Employers expect that workers will miss a certain number of workdays each year. Between sick days, personal days and vacation days, it’s a given that employees will not be at work each and every day. When those days off become excessive, it becomes absenteeism and that becomes a problem.
Absenteeism is an employee’s intentional or habitual absence from work. When an employee starts showing a pattern of absenteeism, it can have a major effect on several things. Whether it is a decrease in productivity, or forcing someone to handle multiple tasks which lessens their focus on their own job, absenteeism is a problem that can affect the entire company. When morale begins to decline due to absenteeism, employers have to determine a course of action.
There are, of course, legitimate reasons for missing work such as caring for a child or a loved one in an emergency. Along with these, however, are the reasons that cause employers to question an employee’s commitment to the job. Even those legitimate reasons can become an issue and must be dealt with before it grows into a larger, company-wide issue. Some states, like California, have adopted mandatory paid sick leave policy for employees to use. Even with these, prolonged or chronic absenteeism can still affect a company and leave the employees that are committed hanging out to dry.
Recently, we asked CEO’s and other business leaders to provide their thoughts on “What effect does absenteeism have on business?” Here are those responses.
“The roles our team members have are intricate and require knowledge of all team members, so when there are absences, it is disruptive. The team members who are here feel put out and sometimes stressed. They are forgiving and accepting when it is occasional, but when it happens unexpectedly or frequently, there is resentment. When the team members feel overworked and have to cover for other team members, they are less ‘happy’ with customers. We are also unable to do our ‘above and beyond’ service, which we feel can eventually impact the bottom line. If we are not able to reach out to customers for up-sell opportunities and to generate additional business because we are too busy doing other things, it definitely impacts our bottom line.”

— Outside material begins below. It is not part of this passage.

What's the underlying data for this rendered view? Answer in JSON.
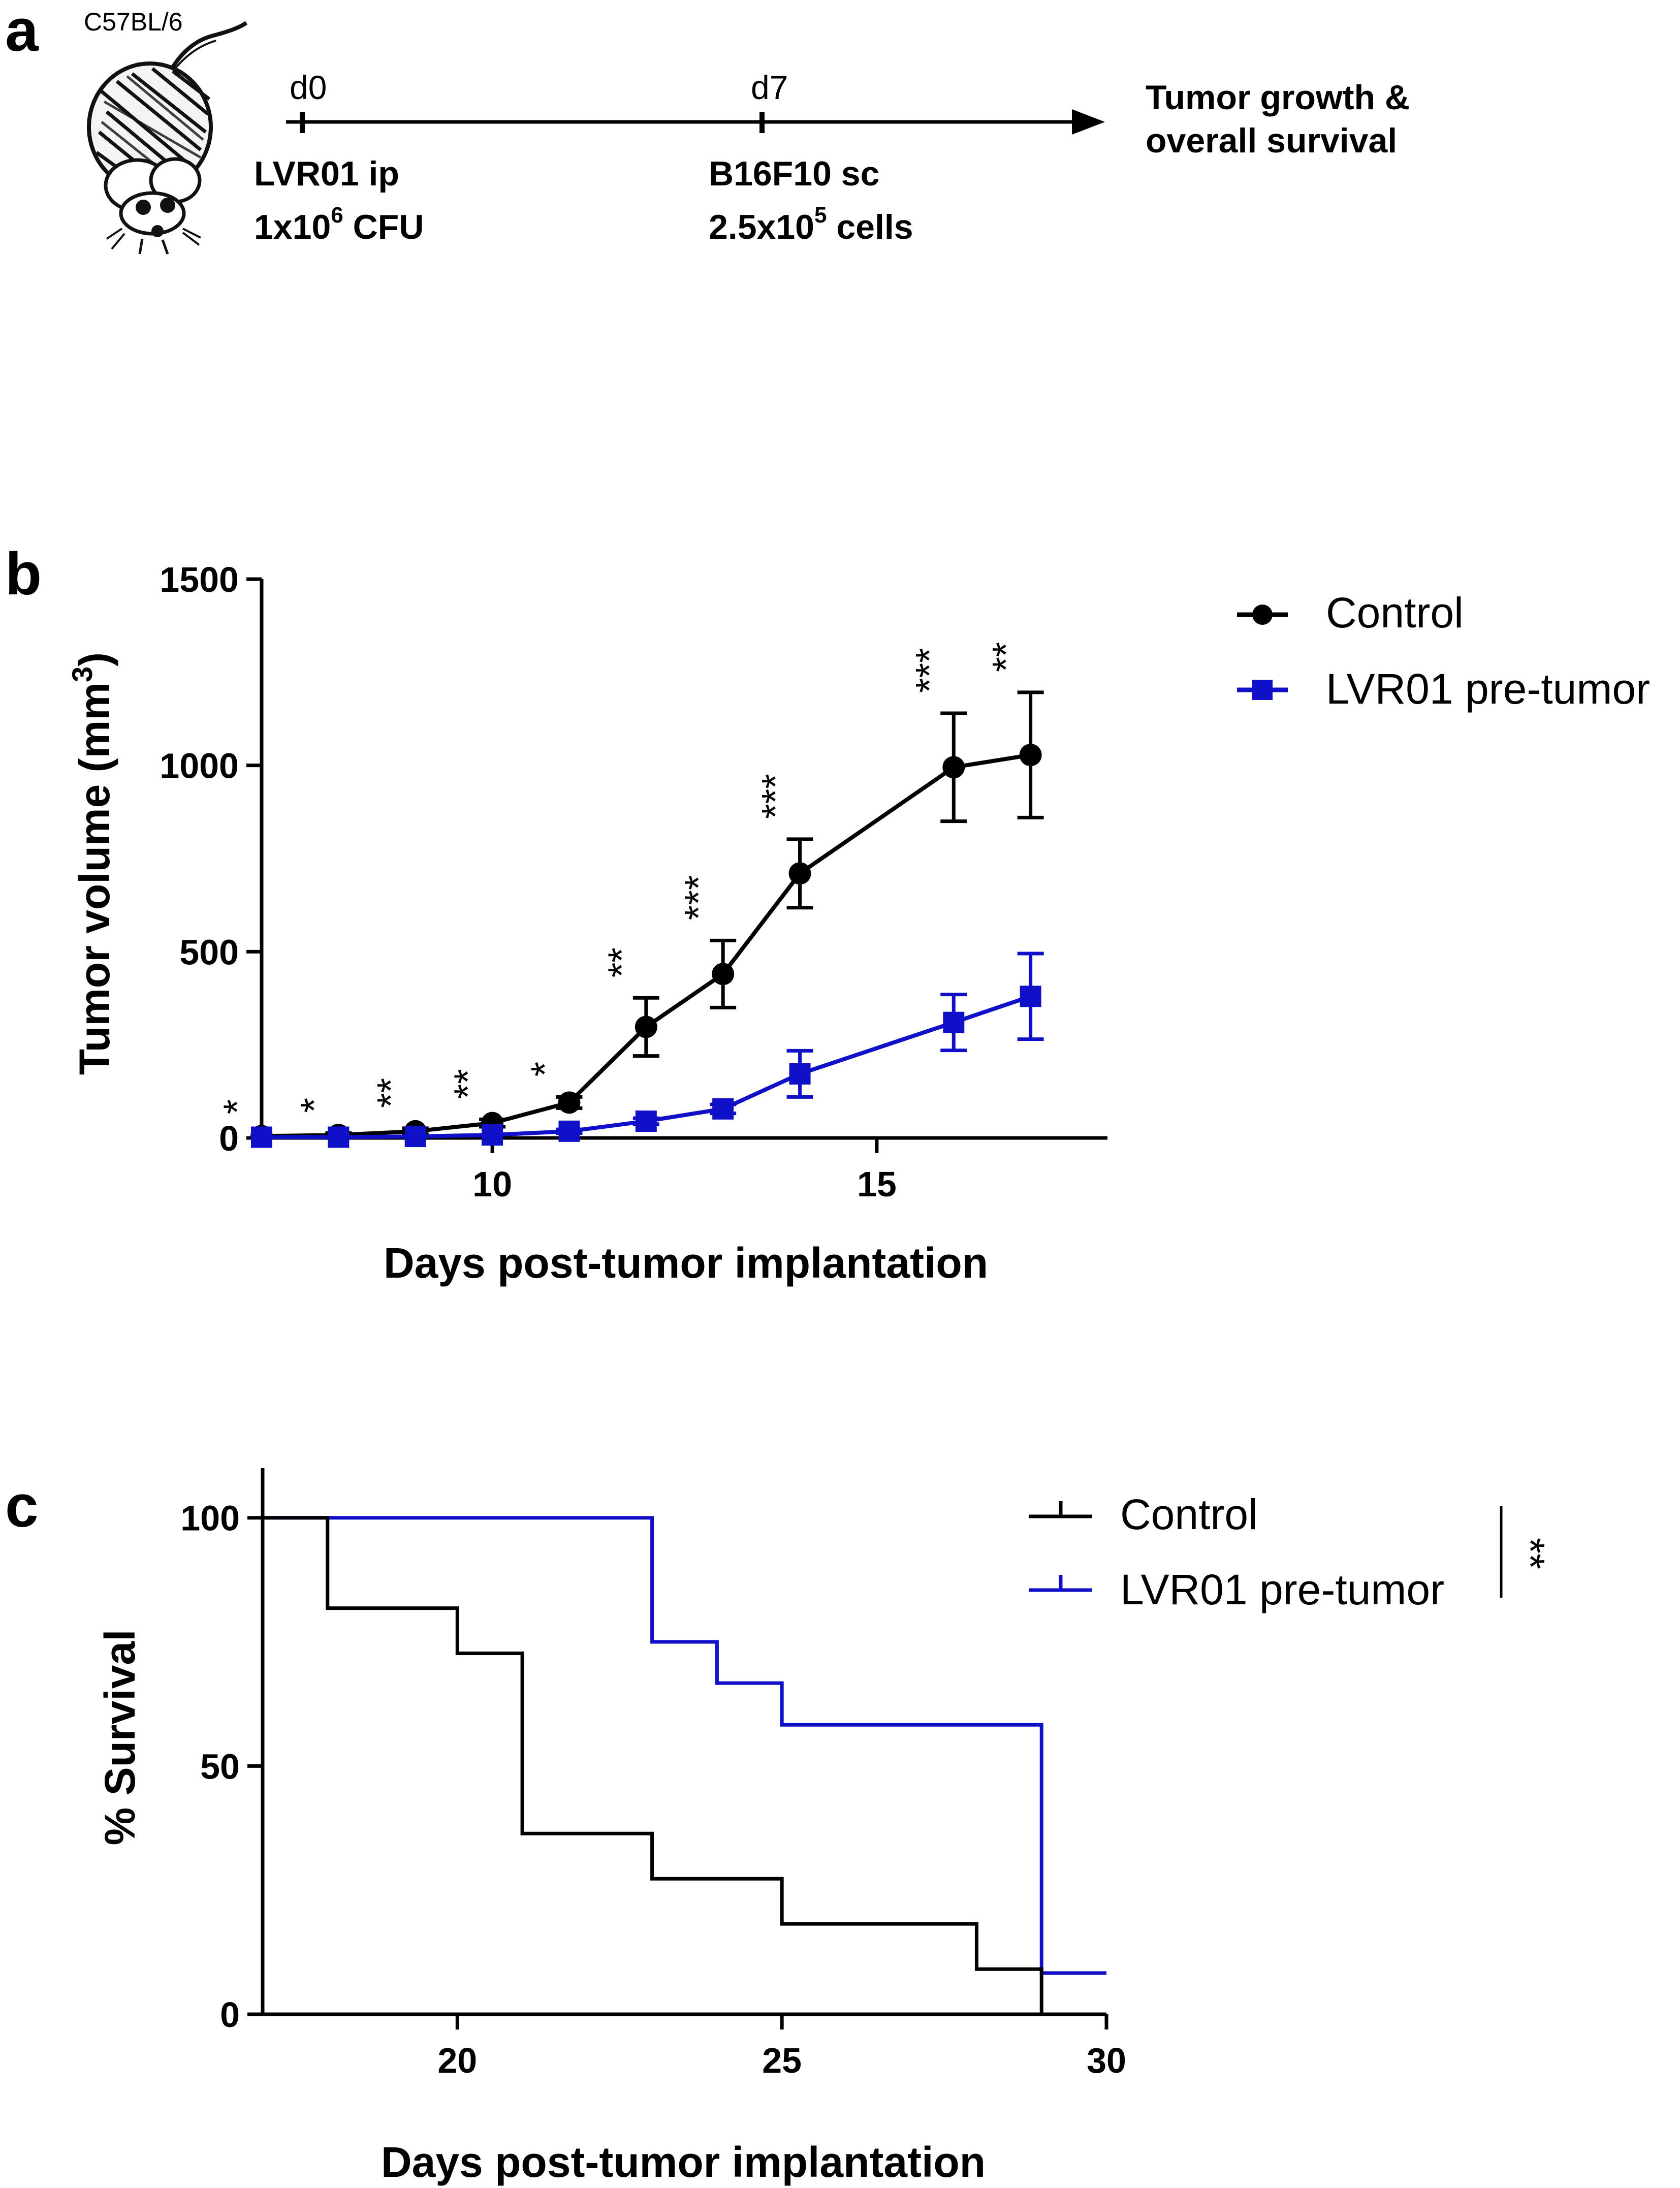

– Deborah Sweeney, CEO, MyCorporation.com
“I am now an HR consultant, but when I was working as the HR director of a mid-sized manufacturing company in 2008, I spearheaded an initiative to significantly reduce absenteeism. When I first assumed the role, absenteeism was around 10% each for the two plants. We initiated a very comprehensive attendance management program that reduced absenteeism to about 4% within the first 7 months. After the first two or three years of the program, absenteeism was tracking at around 2% and held steady until I left just last year.”
– Michael Timms, President, Avail Leadership
“Absenteeism can be caused by a number of reasons ranging from biological to cultural issues. For instance, a building can be making workers sick. Another consideration is lack of daycare for parents due to low income. And, the list goes on. However, the most common reason is due to a poorly
run office creating a negative work culture. In cases of a negative organizational culture, absenteeism isn’t the only indicator on the rise. Usually there’s a high level of tardiness, in-fighting, extended breaks, dropping revenues, and even theft. Like vultures and maggots are indicators of death and decay, businesses suffering death and decay exhibit indicators through said tardiness,
– Ken Johnson, Culturalist, Author, and Conflict Dynamics Specialist
“Absenteeism is a huge distraction for any service agency. I own a design/development digital agency and when people take time off or call in sick, it can have a massive effect on our throughput. As a result I’ve initiated a liberal work from home policy to entice those who are sick to simply work from home and not lose the time. It also helps me know if people really ARE sick or taking advantage of the policy.”
– Pete Czech, Founder, New Possibilities Group, LLC
“High absenteeism adversely impacts morale. Other employees begin to feel as if they are constantly taking up the slack for those employees who are chronically absent and feel used/taken for granted/taken advantage of. These employees can become resentful, angry, and sullen. When employees feel this way for extended periods of time, their customer service skills drop, their willingness to contribute plummets, and their interaction with other employees becomes more strained.”